In our study, no significant difference in the mRNA level of Stat3 between EuT and HypoT rats was observed. However, the protein level of tStat3 in HypoT rats was higher than that in EuT rats. These data reveal that miR-125b-5p negatively modulated the expression of Stat3 at the translational level in vivo. However, miR-125b-5p mimic modulated the content of p-Stat3 but did not affect the amount of tStat3 protein in C17.2 cell in the lack of THs. In vivo, the process by which miR-125b-5p regulates the protein level of Stat3 does not act alone and might be affected by cellular context or other proteins.
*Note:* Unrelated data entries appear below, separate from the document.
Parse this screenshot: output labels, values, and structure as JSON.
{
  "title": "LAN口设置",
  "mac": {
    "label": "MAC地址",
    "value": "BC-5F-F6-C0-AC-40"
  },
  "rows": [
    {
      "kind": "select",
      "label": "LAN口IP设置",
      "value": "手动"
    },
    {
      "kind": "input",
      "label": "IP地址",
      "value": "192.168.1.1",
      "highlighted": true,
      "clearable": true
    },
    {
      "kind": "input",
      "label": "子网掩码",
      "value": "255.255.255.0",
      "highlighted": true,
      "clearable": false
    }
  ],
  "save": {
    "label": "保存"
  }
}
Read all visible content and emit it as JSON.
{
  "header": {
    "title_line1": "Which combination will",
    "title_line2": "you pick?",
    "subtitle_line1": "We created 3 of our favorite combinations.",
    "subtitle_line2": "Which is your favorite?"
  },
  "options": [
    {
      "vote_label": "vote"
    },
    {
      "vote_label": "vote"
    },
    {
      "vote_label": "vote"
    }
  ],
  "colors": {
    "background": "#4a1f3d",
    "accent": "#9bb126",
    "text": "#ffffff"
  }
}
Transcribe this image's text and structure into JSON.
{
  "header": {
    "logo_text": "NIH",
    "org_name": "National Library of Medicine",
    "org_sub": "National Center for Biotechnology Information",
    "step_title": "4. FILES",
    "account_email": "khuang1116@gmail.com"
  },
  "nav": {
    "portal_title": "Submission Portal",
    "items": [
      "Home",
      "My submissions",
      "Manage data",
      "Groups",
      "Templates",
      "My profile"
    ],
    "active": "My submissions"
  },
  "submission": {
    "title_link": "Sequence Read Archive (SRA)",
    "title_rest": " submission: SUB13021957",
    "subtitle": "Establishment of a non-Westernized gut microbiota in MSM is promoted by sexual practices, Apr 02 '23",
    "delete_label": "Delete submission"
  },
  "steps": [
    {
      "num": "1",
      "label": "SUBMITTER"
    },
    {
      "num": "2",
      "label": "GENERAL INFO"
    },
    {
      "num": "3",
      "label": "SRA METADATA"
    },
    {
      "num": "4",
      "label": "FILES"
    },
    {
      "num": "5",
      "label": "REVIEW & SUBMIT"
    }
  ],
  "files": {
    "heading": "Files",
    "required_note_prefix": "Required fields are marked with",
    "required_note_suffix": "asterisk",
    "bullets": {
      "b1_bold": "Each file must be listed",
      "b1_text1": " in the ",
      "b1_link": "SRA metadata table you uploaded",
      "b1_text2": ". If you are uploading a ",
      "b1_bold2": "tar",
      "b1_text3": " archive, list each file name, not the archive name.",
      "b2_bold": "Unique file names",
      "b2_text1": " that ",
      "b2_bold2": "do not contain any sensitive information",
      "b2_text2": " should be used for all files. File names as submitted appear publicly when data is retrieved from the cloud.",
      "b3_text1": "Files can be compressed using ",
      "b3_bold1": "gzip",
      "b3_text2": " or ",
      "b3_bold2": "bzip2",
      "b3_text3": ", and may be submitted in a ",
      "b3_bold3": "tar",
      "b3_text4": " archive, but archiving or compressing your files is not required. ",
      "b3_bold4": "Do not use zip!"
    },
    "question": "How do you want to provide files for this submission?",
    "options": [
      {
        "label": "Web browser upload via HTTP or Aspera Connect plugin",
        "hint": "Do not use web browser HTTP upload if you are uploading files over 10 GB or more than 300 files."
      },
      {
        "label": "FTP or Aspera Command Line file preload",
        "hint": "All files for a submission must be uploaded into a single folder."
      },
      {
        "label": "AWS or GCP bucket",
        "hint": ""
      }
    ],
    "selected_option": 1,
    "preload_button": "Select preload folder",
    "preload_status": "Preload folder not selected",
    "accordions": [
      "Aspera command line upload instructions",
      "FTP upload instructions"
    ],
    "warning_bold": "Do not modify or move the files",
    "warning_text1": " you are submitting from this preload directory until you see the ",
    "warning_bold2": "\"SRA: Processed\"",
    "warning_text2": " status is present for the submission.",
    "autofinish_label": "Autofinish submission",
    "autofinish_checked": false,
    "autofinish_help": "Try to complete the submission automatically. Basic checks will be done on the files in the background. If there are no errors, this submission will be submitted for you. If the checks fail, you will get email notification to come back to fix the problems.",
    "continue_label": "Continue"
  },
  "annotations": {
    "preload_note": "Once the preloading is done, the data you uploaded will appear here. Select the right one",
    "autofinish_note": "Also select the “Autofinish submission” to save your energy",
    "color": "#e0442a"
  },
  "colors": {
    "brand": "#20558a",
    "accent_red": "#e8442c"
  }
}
However, in vitro, C17.2 cells provided a single context for miR-125b-5p and Stat3. Thus, the differences between in vivo and in vitro results might be attributed to the complex organism. However, the further mechanism needs intensive study. In our study, we found that miR-125b-5p suppressed HypoT development and negatively regulated the expression of Stat3. Combined with the results of previous studies, we conclude that miR-125b-5p targets the expression of Stat3 to repress HypoT development.

Conclusions

miR-125b-5p was suppressed in the brain tissues of HypoT rats, suggesting that miR-125b-5p is related to the occurrence of HypoT. Stat3 is a newly discovered target of miR-125b-5p. These findings revealed a new target of miR-125b-5p and the function of miR-125b-5p in HypoT development, which provides a new target for HypoT therapy.